Saat membuat parit, Rasulullah SAW ikut terjun langsung. Setelah berhari-hari membuat parit itulah, pasokan makanan di Madinah terus menipis, sehingga terjadi kelaparan. Untuk menghilangkan rasa lapar, sahabat-sahabat dan Rasulullah SAW mengganjal perut dengan batu. Demi kemerdekaan mereka rela menahan lapar.
Suatu saat ada seorang sahabat yang karena sudah tidak kuat dengan rasa lapar menghadap Rasulullah, “Ya Rasulullah, kami sudah mengganjal perut kami dengan satu batu, tapi kami tetap tidak kuat menahannya.”
Rasulullah SAW tersenyum seraya memperlihatkan ikatan di perutnya, ternyata sudah ada 2 batu terikat di perut beliau. Sehingga saat para sahabat merasa lapar, Rasulullah jauh lebih lapar. Inilah jiwa pemimpin Rasulullah, yang seolah saat ini sudah jarang kita temukan.
Secara umum, yang dialami Rasulullah beserta sahabatnya itu merupakan contoh kecil tentang betapa mahalnya sebuah kemerdekaan: kemerdekaan untuk keyakinan, terpenuhi kebutuhan dasar, dan kemerdekaan hidup tenang dan damai. Untuk meraih itu semua, mereka rela mengorbankan segalanya. Demikian pula yang dilakukan pahlawan bangsa Indonesia.

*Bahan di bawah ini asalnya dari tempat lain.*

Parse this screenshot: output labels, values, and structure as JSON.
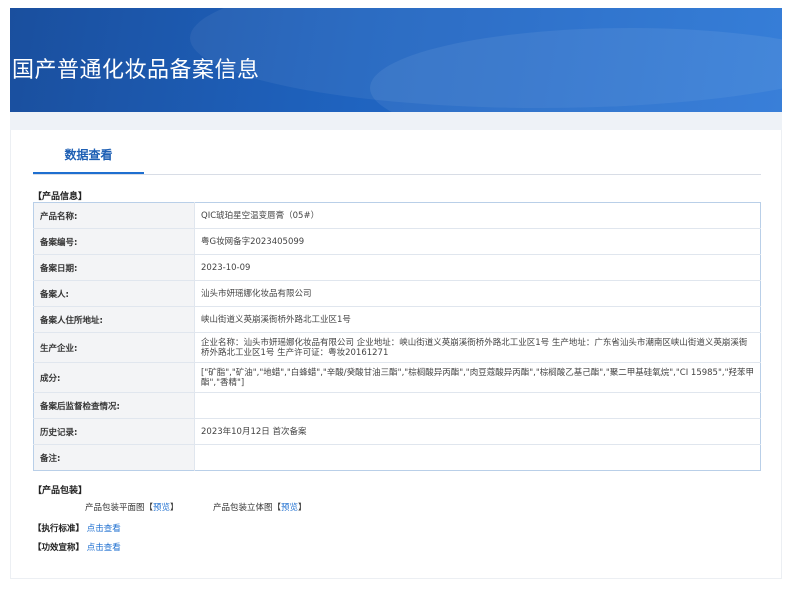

Dalam skala kecil, mungkin masih bisa kita miliki jiwa pengorbanan dalam diri kita. Sebagaimana orang tua berkorban untuk anak-anaknya. Lantas, apakah kita masih rela dan mau berkorban untuk orang lain, orang-orang di sekitar kita? Tentu diri kita sendiri yang bisa menjawabnya.
Jujur, bangsa kita saat ini dilanda krisis kepemimpinan, krisis kepercayaan. Semua seolah diukur dengan kepentingan jangka pendek, sehingga politik lah yang menjadi panglima, keuntungan yang menjadi tujuan. Kita terlalu picik dengan keadaan. Jika ada pemimpin di sekitar kita ingin memberikan contoh yang baik, kita mencemooh itu adalah pencintraan dan lain sebagainya. Apakah karena jiwa kepahlawanan dalam diri masyarakat kita sudah luntur.
Yang kita takutkan—dikarenakan sedikit sekali orang yang baik, sehingga kalau ada orang baik dianggap sebagai pencitraan. Al Faqir, menyadari kondisi saat ini, yang berperan sebagai manusia munafik sulit terdeteksi. Mereka hanya mengumbar propaganda. Usai itu, hilang berlalu.
Di akhir tulisan ajang aspirasi ini, mari kita telaah asbabun nuzul (riwayat turunnya) QS Al Ahzab: 28-29
يَا أَيُّهَا النَّبِيُّ قُل لِّأَزْوَاجِكَ إِن كُنتُنَّ تُرِدْنَ الْحَيَاةَ الدُّنْيَا وَزِينَتَهَا فَتَعَالَيْنَ أُمَتِّعْكُنَّ وَأُسَرِّحْكُنَّ سَرَاحًا جَمِيلًا (28) وَإِن كُنتُنَّ تُرِدْنَ اللَّهَ وَرَسُولَهُ وَالدَّارَ الْآخِرَةَ فَإِنَّ اللَّهَ أَعَدَّ لِلْمُحْسِنَاتِ مِنكُنَّ أَجْرًا عَظِيمًا (29)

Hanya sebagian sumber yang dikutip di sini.